2. Ao elaborar a sentença, o juiz deverá enumerar discriminada e especificamente, não só os factos constantes da acusação, mas também os da contestação e os que resultarem da discussão da causa que sejam relevantes, designadamente, para a verificação dos elementos constitutivos do tipo de crime, para saber se o arguido praticou o crime ou nele participou, se actuou com culpa e se se verificou alguma causa de exclusão da ilicitude ou da culpa.
3. Ainda que para a solução de direito que o tribunal tem como adequada para o caso se afigure irrelevante a prova de determinado facto, o tribunal não pode deixar de se pronunciar sobre a sua verificação/não verificação, o que pressupõe a sua indagação, se tal facto se mostrar até relevante num outro entendimento jurídico plausível.
4. Se o tribunal a quo considerou que os factos narrados na contestação não são pertinentes, ou que tal alegação é conclusiva, ou não passa de uma simples negação da acusação, então deverá dizê-lo expressamente para que o arguido, discordando, possa impugnar tal entendimento.
5. O que não pode é o tribunal de primeira instância omitir qualquer referência à contestação, à sua existência e ao seu conteúdo, como se não estivesse nos autos, sob pena de não cumprir, cabalmente, isto é, numa das suas diversas dimensões, o princípio do contraditório.

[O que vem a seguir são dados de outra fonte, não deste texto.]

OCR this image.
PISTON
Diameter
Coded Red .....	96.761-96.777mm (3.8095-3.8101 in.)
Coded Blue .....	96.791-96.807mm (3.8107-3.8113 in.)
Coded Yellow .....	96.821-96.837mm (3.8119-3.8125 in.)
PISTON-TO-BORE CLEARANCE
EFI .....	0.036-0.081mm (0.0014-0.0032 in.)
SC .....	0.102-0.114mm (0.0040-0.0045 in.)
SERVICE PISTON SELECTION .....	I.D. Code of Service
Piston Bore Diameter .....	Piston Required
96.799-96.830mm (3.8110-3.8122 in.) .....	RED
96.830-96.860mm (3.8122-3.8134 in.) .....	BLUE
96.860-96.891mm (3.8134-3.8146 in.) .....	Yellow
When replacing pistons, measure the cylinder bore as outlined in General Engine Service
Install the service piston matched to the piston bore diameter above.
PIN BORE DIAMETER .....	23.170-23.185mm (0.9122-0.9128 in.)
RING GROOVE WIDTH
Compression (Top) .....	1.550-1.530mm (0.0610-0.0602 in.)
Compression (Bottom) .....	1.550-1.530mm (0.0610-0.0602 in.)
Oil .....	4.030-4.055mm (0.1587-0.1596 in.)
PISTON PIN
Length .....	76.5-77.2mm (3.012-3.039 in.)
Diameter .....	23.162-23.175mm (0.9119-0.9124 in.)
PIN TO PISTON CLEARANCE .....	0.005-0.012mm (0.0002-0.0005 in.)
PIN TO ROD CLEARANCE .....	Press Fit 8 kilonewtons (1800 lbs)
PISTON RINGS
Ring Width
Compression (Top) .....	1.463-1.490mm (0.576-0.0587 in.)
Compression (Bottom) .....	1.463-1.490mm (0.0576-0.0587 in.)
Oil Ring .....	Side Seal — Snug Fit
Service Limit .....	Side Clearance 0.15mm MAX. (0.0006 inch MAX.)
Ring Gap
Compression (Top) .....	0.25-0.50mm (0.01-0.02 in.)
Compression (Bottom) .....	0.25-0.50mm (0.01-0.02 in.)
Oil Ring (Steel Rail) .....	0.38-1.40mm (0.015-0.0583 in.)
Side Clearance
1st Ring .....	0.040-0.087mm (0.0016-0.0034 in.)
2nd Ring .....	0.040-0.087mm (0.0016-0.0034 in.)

6. É, pois, patente ter havido, na sentença recorrida, omissão de pronúncia no que concerne à matéria da contestação, o que basta para que aquela se mostre lacunosa na enumeração dos factos provados e não provados e, nessa medida, ferida de nulidade, nulidade esta que, aliás, sempre seria de conhecimento oficioso.